Dopo aver riposto spumanti e cotillon a fronte della decaduta di Silvio Berlusconi, atto più che legittimo in un paese civile nonostante l’estremo ritardo, leggiamo su giornali e social network di un blocco-didattica in tutte le università del Mezzogiorno. Le lezioni hanno dato il loro stop nella giornata di oggi e i rettori, dal Molise in giù, hanno fatto vistita alla signorina Carrozza, nuovo ministro dell’istruzione. Che questo ministero sia diventato un freakshow dalla seconda metà dei ’90 in poi, non è più un mistero, tuttavia ci perplime l’atrocità con la quale si pone il nuovo decreto Punti Organico 2013, del ministro Carrozza.

Il deprecabile disegno di legge propone nuovi atroci tagli senza anestesia ad ogni apparato accademico, con il solito “occhio di (non) riguardo” al Sud Italia, che ormai fra leghisti e storicismo imperfetto è diventato una specie di stoccaggio di rifiuti, o meglio, lo han fatto diventare nel corso degli anni. Questa ignomignosa legge vorrebbe, in pieno delirio filo-privatista e fiscalista, decimare le assunzioni di dicenti e ricercatori, riducendo le università del Sud in smunti e fatiscenti edifici privi di qualsiasi didattica et similia.

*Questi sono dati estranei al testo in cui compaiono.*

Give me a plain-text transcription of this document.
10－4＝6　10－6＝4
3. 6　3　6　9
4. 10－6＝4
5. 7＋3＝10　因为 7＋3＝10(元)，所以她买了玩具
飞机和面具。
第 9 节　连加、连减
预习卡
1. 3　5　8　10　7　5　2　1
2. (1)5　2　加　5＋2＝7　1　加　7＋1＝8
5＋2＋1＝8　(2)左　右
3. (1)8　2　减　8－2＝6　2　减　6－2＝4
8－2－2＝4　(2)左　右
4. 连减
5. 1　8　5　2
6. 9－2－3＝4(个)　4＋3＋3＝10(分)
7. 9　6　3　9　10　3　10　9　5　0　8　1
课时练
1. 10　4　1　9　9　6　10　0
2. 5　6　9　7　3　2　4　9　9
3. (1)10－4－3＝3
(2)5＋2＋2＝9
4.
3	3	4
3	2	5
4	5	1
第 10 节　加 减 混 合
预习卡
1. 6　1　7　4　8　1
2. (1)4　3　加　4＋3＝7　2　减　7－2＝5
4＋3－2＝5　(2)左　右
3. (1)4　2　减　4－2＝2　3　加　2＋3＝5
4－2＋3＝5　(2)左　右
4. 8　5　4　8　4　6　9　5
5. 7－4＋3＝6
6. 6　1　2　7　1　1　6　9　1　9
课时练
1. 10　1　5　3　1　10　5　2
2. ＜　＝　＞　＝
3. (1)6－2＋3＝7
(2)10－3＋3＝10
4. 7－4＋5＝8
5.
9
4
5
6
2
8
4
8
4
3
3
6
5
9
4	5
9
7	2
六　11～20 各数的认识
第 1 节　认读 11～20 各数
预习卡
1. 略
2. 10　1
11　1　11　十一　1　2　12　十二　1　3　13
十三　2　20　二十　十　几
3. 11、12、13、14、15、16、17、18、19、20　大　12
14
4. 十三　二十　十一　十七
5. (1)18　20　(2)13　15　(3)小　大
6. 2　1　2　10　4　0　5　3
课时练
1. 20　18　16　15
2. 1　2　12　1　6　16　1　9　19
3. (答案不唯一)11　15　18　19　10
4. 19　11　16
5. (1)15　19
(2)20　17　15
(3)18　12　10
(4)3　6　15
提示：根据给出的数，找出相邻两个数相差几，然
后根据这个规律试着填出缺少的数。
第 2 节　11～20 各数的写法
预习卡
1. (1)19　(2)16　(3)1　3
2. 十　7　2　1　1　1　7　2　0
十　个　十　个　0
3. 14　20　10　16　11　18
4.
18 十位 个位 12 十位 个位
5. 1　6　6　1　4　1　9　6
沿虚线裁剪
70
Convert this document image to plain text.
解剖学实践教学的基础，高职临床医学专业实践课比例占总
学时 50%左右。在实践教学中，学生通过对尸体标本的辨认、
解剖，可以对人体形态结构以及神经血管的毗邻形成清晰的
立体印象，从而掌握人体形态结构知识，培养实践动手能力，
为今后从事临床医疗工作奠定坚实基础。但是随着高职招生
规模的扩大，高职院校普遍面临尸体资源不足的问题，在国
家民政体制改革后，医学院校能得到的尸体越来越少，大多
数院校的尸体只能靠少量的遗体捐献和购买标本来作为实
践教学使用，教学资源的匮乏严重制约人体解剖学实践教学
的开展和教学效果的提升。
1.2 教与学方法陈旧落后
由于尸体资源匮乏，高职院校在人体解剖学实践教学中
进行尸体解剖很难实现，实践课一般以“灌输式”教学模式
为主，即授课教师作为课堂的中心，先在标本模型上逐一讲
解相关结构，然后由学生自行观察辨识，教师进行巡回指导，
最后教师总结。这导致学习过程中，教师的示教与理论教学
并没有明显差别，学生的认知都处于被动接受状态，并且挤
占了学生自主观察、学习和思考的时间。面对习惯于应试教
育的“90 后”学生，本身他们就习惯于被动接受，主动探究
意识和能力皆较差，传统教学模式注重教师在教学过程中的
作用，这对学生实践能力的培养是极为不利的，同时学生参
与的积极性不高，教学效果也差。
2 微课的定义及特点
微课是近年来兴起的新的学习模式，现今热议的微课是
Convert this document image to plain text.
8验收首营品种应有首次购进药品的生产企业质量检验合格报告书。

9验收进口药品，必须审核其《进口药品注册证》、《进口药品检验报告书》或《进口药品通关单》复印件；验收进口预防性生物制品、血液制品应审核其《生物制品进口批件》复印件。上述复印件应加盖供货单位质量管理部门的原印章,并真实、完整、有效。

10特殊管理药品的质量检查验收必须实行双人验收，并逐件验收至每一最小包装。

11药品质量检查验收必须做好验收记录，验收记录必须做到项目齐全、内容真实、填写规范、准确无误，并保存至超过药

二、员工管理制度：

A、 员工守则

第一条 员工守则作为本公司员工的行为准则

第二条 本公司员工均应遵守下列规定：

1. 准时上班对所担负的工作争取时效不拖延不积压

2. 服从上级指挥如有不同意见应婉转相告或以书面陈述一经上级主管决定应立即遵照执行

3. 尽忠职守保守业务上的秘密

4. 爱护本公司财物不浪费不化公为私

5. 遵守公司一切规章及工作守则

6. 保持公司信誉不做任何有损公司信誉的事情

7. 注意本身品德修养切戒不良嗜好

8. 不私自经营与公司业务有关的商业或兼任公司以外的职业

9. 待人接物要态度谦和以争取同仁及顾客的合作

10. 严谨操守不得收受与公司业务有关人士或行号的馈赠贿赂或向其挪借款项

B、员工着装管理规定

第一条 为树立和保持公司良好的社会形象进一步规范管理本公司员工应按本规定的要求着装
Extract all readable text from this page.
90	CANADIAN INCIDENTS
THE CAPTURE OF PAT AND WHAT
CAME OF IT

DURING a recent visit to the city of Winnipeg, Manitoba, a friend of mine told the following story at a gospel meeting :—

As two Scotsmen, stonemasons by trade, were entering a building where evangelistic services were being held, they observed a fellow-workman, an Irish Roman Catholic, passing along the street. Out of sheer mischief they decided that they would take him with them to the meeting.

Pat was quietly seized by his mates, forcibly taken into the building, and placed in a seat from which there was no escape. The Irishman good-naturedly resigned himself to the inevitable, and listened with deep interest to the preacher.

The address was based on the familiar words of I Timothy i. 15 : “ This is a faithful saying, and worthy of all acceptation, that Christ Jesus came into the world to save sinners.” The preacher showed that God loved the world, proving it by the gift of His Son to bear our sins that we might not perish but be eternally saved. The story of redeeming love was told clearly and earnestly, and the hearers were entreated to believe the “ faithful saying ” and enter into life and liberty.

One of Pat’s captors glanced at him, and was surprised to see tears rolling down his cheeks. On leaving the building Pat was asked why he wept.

La questione che codesti clowneschi legisltiori trascurano totalmente, oltre che la didattica pericolosamente straziata, è anche quella delle città universitarie come ossigeno socio-economico delPaese. Strangolando gli atenei, si rischia di ridurre queste città (Bari, Lecce, Napoli ecc…) a dei gignteschi paesoni silenziosi, tristi, bui e sprofondati nel Medioevo.

Il nostro auspicio è che i rettori riescano a raggingere un accordo con il ministro Carrozza. Altro auspicio è che studentesse e studenti si riuniscano in tantii, per discutere, manifestare ma soprattutto avanzare proposte plausibili ed illuminate.

Ministro, ci ripensi!

Rettori, aprite un tavolo!

Studenti, non statevene a casa davanti al digitale terrestre e Facebook!

Easy Phoney per il futuro della didattica.